Response to Letter Regarding Article, “Early Diagnosis and Treatment of Atrioventricular Block in the Fetus Exposed to Maternal Anti-SSA/ Ro-SSB/La Antibodies: A Prospective, Observational, Fetal Kinetocardiogram-Based Study”
We thank Guettrot-Imbert et al for their comments. They question whether all cases of first-degree atrioventricular block (AVB) were necessarily pathological and in need of treatment. They also question our 8.6% incidence of first-degree AVB versus the 1% to 2% rate described elsewhere.
As emphasized in our article, our sole objective was to show the use of tissue velocity imaging–derived atrioventricular conduction measurement in this specific population, not to assess the efficacy of dexamethasone in anti-SSA/Ro- and/or anti-SSB/La-exposed fetuses. We agree that a blinded control study should be carefully designed for this purpose, although this goal is challenging given the rarity of the disease.1,3
Relative to our high incidence (6 of 70, 8.6%) of first-degree AVB, this number is not far from the 2% to 5% incidence reported by others. Moreover, reports of 2% to 5% incidence apply to third-degree AVB, whereas our 8.6% incidence addresses first-degree AVB, which might be much higher. It is logical to assume that some first-degree AVB might deteriorate rapidly to third degree2 and cause fetal demise, thus excluding them from the 2% to 5% incidence. Whether some first-degree AVB could revert spontaneously to normal conduction, as suggested, is debatable. In our experience of hundreds of atrioventricular conduction time measurements with tissue velocity imaging, we never encountered atrioventricular conduction of >106 ms in normal fetuses. Sonesson et al3 reported a 33% incidence of first-degree AVB with a significant level of spontaneous reversion. We previously attributed their high incidence to a questionable definition of first-degree AVB.4
Our small study group is also atypical and may not reflect a “low-normal” risk population of anti-SSA/Ro- and/or anti-SSB/La-exposed fetuses. One fetus with first-degree AVB (No. 3) had a previous sibling with third-degree AVB (risk of 25% for recurrence). Also, the mother of the twin fetuses (Nos. 1 and 2) suffered from mixed connective tissue disease and was childless, having lost 4 pregnancies, suggesting exposure and possible AVB. With these high-risk fetuses removed, the “statistics” would show first-degree AVB in 3 of 67 fetuses (4.5%), which is in the reported range.

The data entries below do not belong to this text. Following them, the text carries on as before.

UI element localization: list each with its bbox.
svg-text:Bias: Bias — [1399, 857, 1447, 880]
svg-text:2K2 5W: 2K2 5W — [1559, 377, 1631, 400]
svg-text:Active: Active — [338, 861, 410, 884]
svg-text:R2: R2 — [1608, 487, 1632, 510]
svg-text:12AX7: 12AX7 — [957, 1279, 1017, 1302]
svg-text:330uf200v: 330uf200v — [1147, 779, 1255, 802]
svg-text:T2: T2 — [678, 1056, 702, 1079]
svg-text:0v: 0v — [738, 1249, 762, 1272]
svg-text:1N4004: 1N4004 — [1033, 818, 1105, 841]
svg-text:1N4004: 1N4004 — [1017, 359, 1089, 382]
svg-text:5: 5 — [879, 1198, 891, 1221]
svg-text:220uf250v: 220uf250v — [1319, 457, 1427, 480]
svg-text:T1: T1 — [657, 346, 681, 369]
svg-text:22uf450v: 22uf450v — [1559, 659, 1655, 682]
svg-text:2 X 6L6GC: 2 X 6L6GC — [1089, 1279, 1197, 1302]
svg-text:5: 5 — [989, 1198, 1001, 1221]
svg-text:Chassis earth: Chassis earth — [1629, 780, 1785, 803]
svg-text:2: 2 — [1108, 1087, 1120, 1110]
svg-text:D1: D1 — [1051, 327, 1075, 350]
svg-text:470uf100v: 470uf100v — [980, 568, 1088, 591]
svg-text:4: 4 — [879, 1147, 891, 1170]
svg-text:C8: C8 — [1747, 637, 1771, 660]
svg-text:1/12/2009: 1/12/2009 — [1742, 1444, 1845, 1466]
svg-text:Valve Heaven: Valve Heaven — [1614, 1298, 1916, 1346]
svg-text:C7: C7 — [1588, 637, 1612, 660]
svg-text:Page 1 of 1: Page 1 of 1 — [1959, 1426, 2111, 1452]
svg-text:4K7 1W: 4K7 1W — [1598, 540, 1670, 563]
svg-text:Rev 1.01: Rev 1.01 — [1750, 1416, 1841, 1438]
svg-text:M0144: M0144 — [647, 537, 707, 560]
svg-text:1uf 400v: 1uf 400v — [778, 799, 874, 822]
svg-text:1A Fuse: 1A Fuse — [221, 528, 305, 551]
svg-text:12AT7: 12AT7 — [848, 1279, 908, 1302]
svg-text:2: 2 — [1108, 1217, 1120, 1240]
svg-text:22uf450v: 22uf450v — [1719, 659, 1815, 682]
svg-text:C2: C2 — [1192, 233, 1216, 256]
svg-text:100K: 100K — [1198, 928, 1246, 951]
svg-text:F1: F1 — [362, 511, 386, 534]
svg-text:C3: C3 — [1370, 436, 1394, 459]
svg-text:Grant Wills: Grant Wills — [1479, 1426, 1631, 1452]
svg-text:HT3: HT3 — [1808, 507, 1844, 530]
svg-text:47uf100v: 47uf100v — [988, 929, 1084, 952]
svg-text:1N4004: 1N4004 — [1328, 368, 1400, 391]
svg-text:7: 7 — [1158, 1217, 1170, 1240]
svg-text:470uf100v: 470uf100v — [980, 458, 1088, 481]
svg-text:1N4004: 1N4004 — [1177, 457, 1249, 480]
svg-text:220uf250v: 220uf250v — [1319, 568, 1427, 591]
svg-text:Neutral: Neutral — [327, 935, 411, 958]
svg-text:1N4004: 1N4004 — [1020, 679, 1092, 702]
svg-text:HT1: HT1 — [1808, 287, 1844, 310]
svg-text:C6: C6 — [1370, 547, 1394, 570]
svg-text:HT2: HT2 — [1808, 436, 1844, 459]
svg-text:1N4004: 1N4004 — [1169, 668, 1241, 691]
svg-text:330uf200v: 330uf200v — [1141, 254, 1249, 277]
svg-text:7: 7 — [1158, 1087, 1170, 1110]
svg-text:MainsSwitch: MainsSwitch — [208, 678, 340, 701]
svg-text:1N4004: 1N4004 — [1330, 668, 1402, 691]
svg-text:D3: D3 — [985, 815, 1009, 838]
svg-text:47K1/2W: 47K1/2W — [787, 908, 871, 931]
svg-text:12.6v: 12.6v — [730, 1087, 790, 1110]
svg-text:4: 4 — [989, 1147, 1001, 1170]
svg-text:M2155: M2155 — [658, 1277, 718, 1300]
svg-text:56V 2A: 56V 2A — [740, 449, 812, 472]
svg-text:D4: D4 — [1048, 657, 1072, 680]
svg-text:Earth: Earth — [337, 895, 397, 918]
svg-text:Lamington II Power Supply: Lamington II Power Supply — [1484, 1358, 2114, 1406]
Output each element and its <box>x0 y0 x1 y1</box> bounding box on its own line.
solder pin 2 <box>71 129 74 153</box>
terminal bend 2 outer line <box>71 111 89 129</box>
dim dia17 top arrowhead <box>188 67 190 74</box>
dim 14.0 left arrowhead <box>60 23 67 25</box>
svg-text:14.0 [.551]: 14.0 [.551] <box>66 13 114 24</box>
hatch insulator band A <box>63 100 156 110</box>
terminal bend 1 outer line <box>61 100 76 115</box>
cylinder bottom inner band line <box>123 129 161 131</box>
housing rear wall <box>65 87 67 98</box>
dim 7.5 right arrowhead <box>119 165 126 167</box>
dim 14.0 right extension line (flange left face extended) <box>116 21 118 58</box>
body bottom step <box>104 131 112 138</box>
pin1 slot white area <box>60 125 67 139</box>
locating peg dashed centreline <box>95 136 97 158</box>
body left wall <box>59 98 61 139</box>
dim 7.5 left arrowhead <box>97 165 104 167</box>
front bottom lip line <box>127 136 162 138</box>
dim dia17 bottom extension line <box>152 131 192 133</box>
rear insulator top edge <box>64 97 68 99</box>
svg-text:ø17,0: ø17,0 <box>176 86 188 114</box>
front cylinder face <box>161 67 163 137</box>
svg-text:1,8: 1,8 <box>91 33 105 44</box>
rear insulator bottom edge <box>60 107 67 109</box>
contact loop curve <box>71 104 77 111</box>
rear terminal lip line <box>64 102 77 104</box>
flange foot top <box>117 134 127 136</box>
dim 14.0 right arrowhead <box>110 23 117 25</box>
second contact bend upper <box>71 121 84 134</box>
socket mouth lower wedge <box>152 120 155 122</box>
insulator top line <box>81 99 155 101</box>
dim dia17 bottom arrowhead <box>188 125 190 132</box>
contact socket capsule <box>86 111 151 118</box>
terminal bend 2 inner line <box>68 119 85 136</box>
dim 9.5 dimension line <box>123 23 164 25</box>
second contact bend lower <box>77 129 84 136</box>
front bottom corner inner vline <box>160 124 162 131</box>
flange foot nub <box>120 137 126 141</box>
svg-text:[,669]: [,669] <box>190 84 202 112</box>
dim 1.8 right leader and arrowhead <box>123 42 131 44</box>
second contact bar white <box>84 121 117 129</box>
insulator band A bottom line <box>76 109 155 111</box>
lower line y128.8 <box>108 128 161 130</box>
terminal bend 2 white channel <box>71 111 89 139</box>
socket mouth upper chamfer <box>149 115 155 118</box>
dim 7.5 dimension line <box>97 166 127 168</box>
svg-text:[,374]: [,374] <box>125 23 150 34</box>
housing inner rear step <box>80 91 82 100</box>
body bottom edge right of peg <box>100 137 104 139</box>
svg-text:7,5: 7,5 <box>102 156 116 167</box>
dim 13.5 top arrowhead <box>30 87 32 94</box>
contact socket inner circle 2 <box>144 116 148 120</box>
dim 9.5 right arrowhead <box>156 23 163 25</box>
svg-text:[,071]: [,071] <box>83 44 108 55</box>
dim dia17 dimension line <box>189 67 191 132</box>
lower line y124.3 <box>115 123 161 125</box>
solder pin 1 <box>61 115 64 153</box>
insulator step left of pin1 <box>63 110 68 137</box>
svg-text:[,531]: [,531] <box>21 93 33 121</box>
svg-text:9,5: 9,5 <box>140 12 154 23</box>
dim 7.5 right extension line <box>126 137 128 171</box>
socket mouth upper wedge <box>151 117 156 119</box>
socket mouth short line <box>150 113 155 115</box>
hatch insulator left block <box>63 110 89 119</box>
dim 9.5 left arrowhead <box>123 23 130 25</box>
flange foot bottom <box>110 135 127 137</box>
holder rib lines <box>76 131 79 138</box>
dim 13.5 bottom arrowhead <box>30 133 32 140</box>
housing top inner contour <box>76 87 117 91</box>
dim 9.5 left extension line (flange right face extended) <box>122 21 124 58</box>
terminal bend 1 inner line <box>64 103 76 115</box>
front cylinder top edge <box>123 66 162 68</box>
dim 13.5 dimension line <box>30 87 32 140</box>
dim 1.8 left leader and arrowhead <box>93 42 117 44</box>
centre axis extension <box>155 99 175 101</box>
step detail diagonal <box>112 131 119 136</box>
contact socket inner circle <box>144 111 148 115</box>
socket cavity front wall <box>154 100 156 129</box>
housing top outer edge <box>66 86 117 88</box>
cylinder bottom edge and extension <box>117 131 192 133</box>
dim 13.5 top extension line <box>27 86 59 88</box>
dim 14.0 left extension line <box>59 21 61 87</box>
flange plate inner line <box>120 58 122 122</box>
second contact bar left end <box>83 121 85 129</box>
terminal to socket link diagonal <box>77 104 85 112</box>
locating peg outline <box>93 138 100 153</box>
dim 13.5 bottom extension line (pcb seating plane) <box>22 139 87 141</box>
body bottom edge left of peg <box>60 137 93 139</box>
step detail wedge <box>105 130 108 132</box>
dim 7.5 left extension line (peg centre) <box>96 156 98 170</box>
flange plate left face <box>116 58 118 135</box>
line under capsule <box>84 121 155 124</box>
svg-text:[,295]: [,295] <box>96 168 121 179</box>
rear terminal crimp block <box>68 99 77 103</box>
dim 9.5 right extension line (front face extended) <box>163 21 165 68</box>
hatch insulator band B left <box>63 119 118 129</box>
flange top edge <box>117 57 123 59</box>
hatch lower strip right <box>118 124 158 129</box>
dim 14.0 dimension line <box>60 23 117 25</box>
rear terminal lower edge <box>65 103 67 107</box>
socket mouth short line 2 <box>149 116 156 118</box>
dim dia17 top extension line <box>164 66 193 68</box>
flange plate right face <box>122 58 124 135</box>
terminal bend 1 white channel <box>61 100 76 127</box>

We discussed the risk of dexamethasone treatment in the fetus and the mother, and one may question the justification of treatment with fluorinated steroids. However, we believe, as do others,2 that the risk for escalation toward high-grade AVB might outweigh the risks of treatment in this high-risk population. We agree that M-mode echocardiogram could be performed to detect other possibly isolated cardiac manifestations, such as endocardial fibroelastosis and cardiac malformations, but we did not examine this issue.
We call for a rheumatology–pediatric cardiology consensus declaration on this matter, and we suggest that a multicenter international collaboration of investigators, with a large cohort of exposed fetuses such as the cohort described by Costedoat-Chalumeau et al,5 be established to address the issue of dexamethasone therapy in this population.
Friedman DM, Kim MY, Copel JA, Davis C, Phoon CK, Glickstein JS, Buyon JP. Utility of cardiac monitoring in fetuses at risk for congenital heart block: the PR Interval and Dexamethasone Evaluation (PRIDE) prospective study. Circulation. 2008; 117: 485–493.
Costedoat-Chalumeau N, Amoura Z, Lupoglazoff JM, Huong DL, Denjoy I, Vauthier D, Sebbouh D, Fain O, Georgin-Lavialle S, Ghillani P, Musset L, Wechsler B, Duhaut P, Piette JC. Outcome of pregnancies in patients with anti-SSA/Ro antibodies: a study of 165 pregnancies, with special focus on electrocardiographic variations in the children and comparison with a control group. Arthritis Rheum. 2004; 50: 3187–3194.